Conflict is natural in a relationship, and you won’t always see eye to eye. However, when your outlook is different from your partner’s, their view is often seen as a fault. It is common to say, ‘What is the matter with you?’ but this lack of understanding can both belittle and shame your partner.
You’re An Idiot
One of the most common insults in a relationship is ‘you’re an idiot.’ Often used in moments of frustration, this saying is usually said on autopilot, but it directly insults someone’s intelligence. Frequently calling someone an idiot can make them feel insecure and display a lack of empathy on your part.
Do You Have Any Idea How Much This Cost Me?

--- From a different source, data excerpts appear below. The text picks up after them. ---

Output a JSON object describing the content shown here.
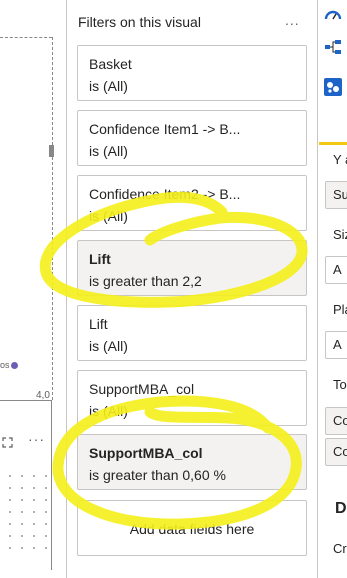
{
  "canvas": {
    "legend_fragment": "os",
    "axis_value": "4,0",
    "more_label": "···"
  },
  "filter_pane": {
    "title": "Filters on this visual",
    "more_label": "...",
    "cards": [
      {
        "name": "Basket",
        "condition": "is (All)",
        "active": false
      },
      {
        "name": "Confidence Item1 -> B...",
        "condition": "is (All)",
        "active": false
      },
      {
        "name": "Confidence Item2 -> B...",
        "condition": "is (All)",
        "active": false
      },
      {
        "name": "Lift",
        "condition": "is greater than 2,2",
        "active": true
      },
      {
        "name": "Lift",
        "condition": "is (All)",
        "active": false
      },
      {
        "name": "SupportMBA_col",
        "condition": "is (All)",
        "active": false
      },
      {
        "name": "SupportMBA_col",
        "condition": "is greater than 0,60 %",
        "active": true
      }
    ],
    "add_fields_label": "Add data fields here"
  },
  "viz_pane": {
    "labels": [
      "Y a",
      "Siz",
      "Pla",
      "To",
      "Cro"
    ],
    "fields": [
      "Su",
      "A",
      "A",
      "Co",
      "Co"
    ],
    "section_heading": "D"
  },
  "colors": {
    "accent_yellow": "#f2c811",
    "marker_yellow": "#f5f01a",
    "legend_dot": "#6b5fb5"
  }
}
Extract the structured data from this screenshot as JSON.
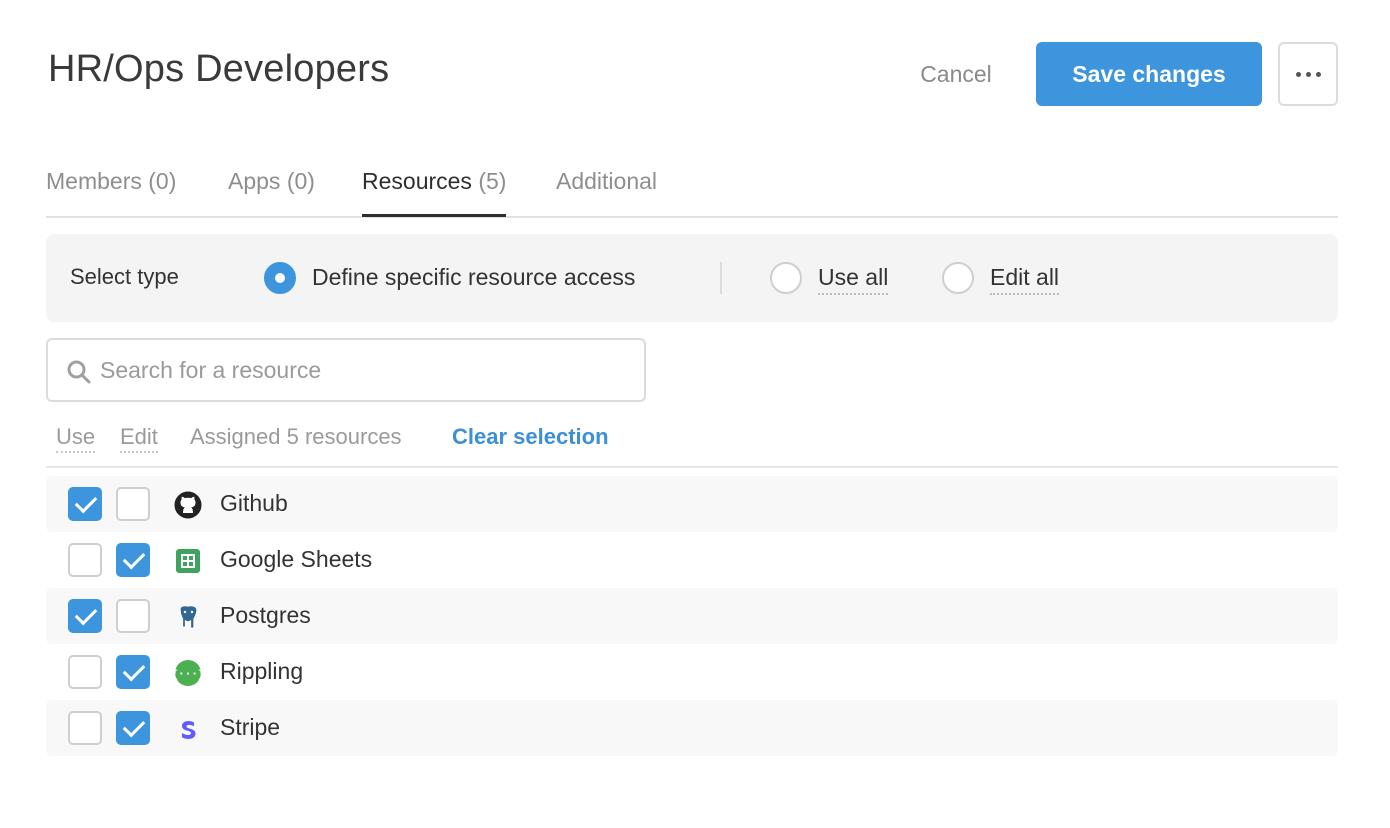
{
  "header": {
    "title": "HR/Ops Developers",
    "cancel_label": "Cancel",
    "save_label": "Save changes"
  },
  "tabs": [
    {
      "label": "Members",
      "count": "(0)"
    },
    {
      "label": "Apps",
      "count": "(0)"
    },
    {
      "label": "Resources",
      "count": "(5)",
      "active": true
    },
    {
      "label": "Additional",
      "count": ""
    }
  ],
  "select_type": {
    "label": "Select type",
    "options": [
      {
        "label": "Define specific resource access",
        "selected": true
      },
      {
        "label": "Use all",
        "selected": false
      },
      {
        "label": "Edit all",
        "selected": false
      }
    ]
  },
  "search": {
    "placeholder": "Search for a resource",
    "value": ""
  },
  "list_header": {
    "use_label": "Use",
    "edit_label": "Edit",
    "assigned_text": "Assigned 5 resources",
    "clear_label": "Clear selection"
  },
  "resources": [
    {
      "name": "Github",
      "icon": "github-icon",
      "use": true,
      "edit": false
    },
    {
      "name": "Google Sheets",
      "icon": "google-sheets-icon",
      "use": false,
      "edit": true
    },
    {
      "name": "Postgres",
      "icon": "postgres-icon",
      "use": true,
      "edit": false
    },
    {
      "name": "Rippling",
      "icon": "rippling-icon",
      "use": false,
      "edit": true
    },
    {
      "name": "Stripe",
      "icon": "stripe-icon",
      "use": false,
      "edit": true
    }
  ],
  "colors": {
    "accent": "#3d95de",
    "link": "#3d8fd6",
    "panel_bg": "#f4f4f4"
  }
}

While finances do play a major role in a relationship, this saying puts the relationship in a transactional light. This is extremely toxic in a relationship where one partner is the breadwinner and the other is a homemaker. It can make your partner feel like a financial burden or like they can’t be trusted with finances and material possessions.
Not Right Now
Once you are comfortable in a relationship, it is common for other areas of life to become more of a priority. Saying ‘not right now’ when your partner is trying to communicate with you shows that you value other things more than them. It invalidates your partner’s need for connection, which Psych Central says can make them feel unimportant.
I Don’t Care
Regardless of whether or not you agree or align with your partner’s thoughts and feelings, you should also respect them. When you say ‘I don’t care’, it comes across as that you don’t value them as a person. It shows a significant lack of interest, which is extremely hurtful and breeds a toxic environment.
You’re Overreacting
Reactions are based on how you feel in the moment, so if you feel like your partner may be blowing things out of proportion, take a back seat and try to understand why they may be reacting this way. It isn’t healthy to tell your partner that they are overreacting, as it undermines their feelings in a situation.
You Don’t Deserve Me
Romantic relationships are all about coming together as equals to form a life together. Unfortunately, a large number of relationships have an unhealthy power dynamic, and telling your partner ‘you don’t deserve me’ shows that you feel superior in the relationship. It is highly toxic to dent your partner’s self-worth like that.
Everything Is Fine
If this is true, sure, but when it becomes toxic, it’s when it’s not. Your partner needs to understand where you are coming from, so don’t diminish a situation by saying it’s fine, as they will never understand. CNBC says that saying everything is fine when it doesn’t make it difficult to resolve conflict.